Pictured above: Meet the first Canadian LETsLEAD class: (L to R) Rachel Cooper, facilitator, Tracey Addison, Sacha Agrawal, facilitator, Catrina Padmore, Sean Patenaude, Rachel Bromberg, Funmi Adeniyi-taiwo, Courtney Young, Kathy Friedman, Pauline Harnum and Claire Bien, facilitator.
By Patrick Callan
The first eight Canadian fellows have graduated from the Lived Experience Transformational Leadership Academy (LETsLEAD).
Designed by the Program for Recovery and Community Health in the Department of Psychiatry at the Yale School of Medicine, LETsLEAD helps emerging service user leaders gain an understanding of critical issues in health care and to learn and put into practice the key elements of transformational leadership.

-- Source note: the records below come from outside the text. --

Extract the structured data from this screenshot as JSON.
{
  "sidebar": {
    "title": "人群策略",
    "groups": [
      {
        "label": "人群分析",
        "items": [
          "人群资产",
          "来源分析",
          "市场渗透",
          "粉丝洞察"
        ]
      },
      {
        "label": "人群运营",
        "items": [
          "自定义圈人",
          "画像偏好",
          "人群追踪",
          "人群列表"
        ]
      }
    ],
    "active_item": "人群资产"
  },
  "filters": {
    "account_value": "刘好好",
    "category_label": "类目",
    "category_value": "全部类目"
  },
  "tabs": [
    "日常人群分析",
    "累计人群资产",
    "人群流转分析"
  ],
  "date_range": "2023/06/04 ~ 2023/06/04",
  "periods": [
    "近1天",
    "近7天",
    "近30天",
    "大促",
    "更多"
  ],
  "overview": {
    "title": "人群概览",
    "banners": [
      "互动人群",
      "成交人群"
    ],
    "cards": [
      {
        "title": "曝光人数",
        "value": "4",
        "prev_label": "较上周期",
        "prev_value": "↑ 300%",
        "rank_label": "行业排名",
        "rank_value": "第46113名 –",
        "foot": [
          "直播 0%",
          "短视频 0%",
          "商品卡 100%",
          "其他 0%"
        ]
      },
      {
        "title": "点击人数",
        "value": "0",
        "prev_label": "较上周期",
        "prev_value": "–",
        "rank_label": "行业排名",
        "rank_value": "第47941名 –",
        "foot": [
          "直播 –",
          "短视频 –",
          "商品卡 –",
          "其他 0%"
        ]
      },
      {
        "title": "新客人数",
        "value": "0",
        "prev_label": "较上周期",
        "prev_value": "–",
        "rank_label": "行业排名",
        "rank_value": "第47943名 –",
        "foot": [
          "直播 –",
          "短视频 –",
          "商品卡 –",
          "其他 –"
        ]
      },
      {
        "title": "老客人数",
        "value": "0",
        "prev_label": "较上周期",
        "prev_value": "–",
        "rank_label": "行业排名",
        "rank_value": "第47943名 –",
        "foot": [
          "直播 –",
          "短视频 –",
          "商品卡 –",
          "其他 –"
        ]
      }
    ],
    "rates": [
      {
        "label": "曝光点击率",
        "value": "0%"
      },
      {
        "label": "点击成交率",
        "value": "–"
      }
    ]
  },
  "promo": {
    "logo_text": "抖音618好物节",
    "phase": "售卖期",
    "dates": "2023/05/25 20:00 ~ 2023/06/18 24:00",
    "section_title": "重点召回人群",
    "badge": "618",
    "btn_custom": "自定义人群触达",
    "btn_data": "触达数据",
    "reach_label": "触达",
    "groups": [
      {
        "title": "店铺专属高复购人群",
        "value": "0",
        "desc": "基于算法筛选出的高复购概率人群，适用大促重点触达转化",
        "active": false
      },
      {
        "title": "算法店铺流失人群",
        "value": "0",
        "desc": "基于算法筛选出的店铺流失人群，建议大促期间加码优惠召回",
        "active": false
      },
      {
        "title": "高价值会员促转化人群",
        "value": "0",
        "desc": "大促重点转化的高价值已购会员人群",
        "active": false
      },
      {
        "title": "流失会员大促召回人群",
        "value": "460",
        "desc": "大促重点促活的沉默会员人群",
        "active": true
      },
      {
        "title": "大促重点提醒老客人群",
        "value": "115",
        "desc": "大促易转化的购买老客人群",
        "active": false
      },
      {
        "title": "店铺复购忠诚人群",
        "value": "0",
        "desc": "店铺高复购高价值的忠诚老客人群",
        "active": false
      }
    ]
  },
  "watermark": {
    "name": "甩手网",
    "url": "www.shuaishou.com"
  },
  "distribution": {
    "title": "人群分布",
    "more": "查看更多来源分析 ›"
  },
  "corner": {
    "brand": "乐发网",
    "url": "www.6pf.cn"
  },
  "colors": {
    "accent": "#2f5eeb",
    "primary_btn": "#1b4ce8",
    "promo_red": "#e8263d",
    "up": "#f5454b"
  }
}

The first half of the eight-month course consisted of 10 in-class seminars, videoconferencing with Yale instructors. Fellows explored emerging issues in mental health care systems, as well as the principles of transformational leadership such as appreciative inquiry, partnering with others and developing one’s personal vision.
In the second part of the course, fellows had the opportunity to participate in a project mentored by senior leaders at CAMH and lived experience leaders within Yale’s network. The goal of the project was for fellows to apply the theory they learned in class to build leadership skills while making service improvements both at CAMH and in the larger mental health care system.

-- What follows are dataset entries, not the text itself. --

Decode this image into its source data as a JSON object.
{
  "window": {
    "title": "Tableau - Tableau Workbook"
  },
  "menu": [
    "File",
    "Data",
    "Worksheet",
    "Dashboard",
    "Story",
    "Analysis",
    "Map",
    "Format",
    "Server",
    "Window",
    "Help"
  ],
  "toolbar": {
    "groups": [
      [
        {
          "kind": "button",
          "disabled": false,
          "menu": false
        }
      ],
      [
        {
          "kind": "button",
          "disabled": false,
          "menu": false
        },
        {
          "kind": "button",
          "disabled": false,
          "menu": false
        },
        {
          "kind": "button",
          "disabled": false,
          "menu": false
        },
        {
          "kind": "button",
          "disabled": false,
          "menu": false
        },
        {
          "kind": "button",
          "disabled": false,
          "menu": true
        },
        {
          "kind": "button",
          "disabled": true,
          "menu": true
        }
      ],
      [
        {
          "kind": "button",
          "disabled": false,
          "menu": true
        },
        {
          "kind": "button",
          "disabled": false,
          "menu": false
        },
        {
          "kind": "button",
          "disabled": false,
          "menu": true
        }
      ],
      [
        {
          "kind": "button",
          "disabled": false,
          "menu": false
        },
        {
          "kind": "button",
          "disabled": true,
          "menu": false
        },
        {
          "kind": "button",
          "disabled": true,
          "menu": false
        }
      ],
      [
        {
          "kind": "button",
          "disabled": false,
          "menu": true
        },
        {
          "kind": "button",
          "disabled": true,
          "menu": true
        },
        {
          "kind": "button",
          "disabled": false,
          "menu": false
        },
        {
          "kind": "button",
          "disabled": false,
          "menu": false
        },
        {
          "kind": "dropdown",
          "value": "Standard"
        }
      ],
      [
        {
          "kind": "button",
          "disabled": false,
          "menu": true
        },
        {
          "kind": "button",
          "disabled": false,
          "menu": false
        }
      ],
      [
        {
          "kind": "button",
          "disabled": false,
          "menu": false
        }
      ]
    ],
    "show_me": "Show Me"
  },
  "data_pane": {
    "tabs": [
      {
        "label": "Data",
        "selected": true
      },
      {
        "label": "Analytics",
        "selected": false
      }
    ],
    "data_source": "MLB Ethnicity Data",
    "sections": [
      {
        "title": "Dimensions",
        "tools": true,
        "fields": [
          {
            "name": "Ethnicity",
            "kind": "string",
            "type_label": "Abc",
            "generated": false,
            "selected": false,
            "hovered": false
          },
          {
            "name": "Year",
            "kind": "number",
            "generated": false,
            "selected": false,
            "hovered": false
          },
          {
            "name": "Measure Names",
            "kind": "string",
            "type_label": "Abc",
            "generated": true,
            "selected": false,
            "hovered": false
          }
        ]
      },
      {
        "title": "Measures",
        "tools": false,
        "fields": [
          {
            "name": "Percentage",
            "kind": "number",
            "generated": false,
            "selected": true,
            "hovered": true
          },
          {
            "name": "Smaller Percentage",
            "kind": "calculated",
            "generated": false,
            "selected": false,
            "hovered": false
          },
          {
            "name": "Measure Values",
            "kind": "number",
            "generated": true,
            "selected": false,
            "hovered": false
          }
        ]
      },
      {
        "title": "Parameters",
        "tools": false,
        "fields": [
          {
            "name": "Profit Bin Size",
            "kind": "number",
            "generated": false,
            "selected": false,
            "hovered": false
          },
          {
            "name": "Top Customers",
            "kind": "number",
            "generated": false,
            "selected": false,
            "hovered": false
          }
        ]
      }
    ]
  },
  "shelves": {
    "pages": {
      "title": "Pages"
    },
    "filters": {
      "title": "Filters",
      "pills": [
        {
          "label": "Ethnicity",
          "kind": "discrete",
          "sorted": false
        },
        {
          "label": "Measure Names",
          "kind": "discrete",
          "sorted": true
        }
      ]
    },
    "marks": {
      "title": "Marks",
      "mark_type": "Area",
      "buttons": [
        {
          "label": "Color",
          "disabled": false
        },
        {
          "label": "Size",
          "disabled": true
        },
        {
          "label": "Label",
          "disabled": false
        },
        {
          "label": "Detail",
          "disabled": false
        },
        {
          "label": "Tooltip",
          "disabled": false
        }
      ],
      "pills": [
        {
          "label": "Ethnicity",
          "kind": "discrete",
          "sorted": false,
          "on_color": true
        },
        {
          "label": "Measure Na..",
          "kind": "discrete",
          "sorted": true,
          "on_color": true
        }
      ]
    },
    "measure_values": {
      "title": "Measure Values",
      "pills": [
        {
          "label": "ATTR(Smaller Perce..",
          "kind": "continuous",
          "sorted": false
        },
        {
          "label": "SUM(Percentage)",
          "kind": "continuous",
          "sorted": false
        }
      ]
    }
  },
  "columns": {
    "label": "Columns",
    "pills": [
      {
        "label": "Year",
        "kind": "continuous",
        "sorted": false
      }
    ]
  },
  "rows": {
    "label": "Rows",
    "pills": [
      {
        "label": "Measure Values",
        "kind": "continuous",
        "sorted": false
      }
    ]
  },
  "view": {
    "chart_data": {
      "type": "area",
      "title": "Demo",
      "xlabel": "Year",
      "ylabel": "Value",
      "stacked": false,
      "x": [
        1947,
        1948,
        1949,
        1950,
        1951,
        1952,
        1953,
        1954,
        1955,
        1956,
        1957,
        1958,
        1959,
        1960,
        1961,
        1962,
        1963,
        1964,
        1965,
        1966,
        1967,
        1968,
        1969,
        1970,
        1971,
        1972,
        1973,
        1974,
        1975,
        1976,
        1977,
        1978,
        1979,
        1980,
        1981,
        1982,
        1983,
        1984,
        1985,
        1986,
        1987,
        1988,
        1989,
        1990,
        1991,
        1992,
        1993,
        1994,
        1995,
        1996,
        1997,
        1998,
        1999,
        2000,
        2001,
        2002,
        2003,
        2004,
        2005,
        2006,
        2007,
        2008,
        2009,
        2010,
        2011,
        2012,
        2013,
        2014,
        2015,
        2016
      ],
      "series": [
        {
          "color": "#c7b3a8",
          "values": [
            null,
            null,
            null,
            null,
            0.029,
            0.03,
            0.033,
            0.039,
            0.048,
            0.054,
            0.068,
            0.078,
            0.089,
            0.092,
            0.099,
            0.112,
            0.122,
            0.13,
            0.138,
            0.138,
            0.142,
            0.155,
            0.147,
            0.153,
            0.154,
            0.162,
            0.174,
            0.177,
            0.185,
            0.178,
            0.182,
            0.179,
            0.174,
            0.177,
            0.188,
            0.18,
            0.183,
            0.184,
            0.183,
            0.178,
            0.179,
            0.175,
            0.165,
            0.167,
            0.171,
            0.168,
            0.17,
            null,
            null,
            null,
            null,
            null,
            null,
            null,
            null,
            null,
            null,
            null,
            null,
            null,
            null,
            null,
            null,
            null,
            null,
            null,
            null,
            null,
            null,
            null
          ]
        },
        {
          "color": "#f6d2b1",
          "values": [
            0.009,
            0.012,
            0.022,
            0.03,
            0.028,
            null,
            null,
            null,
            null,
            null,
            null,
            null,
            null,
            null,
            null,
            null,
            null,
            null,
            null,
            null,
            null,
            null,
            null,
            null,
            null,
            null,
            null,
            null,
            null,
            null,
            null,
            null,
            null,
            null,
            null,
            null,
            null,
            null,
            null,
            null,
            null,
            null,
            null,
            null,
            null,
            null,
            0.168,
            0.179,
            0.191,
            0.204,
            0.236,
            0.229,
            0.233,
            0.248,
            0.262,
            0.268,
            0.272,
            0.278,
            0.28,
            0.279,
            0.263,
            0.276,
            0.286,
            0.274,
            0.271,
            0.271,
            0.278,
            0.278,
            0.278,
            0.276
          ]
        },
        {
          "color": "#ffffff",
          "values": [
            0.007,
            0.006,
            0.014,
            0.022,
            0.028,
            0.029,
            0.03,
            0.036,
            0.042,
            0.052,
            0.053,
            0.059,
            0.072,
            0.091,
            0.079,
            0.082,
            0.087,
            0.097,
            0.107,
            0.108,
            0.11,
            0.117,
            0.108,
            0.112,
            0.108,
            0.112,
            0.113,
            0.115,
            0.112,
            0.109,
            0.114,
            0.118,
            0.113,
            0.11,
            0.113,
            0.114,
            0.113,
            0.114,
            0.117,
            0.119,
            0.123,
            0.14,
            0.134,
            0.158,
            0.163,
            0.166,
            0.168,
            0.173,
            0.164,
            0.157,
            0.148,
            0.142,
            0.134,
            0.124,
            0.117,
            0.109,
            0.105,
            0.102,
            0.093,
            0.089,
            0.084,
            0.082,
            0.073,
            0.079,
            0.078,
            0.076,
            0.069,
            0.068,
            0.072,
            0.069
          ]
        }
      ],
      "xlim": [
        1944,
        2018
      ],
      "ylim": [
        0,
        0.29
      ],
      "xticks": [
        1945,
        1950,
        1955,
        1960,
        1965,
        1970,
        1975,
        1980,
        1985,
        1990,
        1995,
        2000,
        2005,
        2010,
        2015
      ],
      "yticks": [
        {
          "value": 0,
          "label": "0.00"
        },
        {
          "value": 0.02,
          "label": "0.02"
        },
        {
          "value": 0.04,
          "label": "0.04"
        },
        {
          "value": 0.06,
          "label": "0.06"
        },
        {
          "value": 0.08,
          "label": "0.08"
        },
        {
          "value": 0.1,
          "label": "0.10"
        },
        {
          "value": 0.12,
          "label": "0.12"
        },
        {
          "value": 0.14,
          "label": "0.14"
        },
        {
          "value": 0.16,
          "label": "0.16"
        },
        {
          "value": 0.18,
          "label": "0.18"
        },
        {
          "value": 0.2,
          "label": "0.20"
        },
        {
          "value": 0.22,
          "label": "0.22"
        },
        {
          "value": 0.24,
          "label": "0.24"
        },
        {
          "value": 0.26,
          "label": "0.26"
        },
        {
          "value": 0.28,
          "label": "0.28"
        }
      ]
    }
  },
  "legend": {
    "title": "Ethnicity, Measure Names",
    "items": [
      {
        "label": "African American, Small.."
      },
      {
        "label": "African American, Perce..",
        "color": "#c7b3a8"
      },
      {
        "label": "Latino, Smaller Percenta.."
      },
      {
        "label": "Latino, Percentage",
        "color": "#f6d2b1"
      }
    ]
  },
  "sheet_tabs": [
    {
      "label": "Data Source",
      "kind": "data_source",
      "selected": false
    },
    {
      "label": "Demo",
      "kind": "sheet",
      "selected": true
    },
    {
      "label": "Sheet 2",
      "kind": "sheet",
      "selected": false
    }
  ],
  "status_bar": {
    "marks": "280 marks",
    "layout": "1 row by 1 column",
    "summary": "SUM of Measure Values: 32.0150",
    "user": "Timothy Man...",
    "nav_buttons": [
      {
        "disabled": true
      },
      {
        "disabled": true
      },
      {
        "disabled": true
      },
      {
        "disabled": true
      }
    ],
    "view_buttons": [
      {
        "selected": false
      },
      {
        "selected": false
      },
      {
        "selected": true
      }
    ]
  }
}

Courtney Young, a LETsLEAD fellow and Patient Engagement Facilitator at CAMH, developed a journey map with her project partners.
“We would take a really patient-centred approach to try and measure their process from the CAMH Emergency Department to an inpatient unit and then to the Bridging Clinic to see if there were any pain points along the way and if we can make improvements,” she explains.
Courtney thought LETsLEAD was a fantastic course and really enjoyed making new connections with other fellows and CAMH leadership.
“As a CAMH patient I was really interested in getting to know more about the organization,” she says. “I also formed a really tightknit bond with my other fellows. We had lunch together every week before class, talked about our mental health challenges and about points of recovery. It’s been a very supportive and educational program.”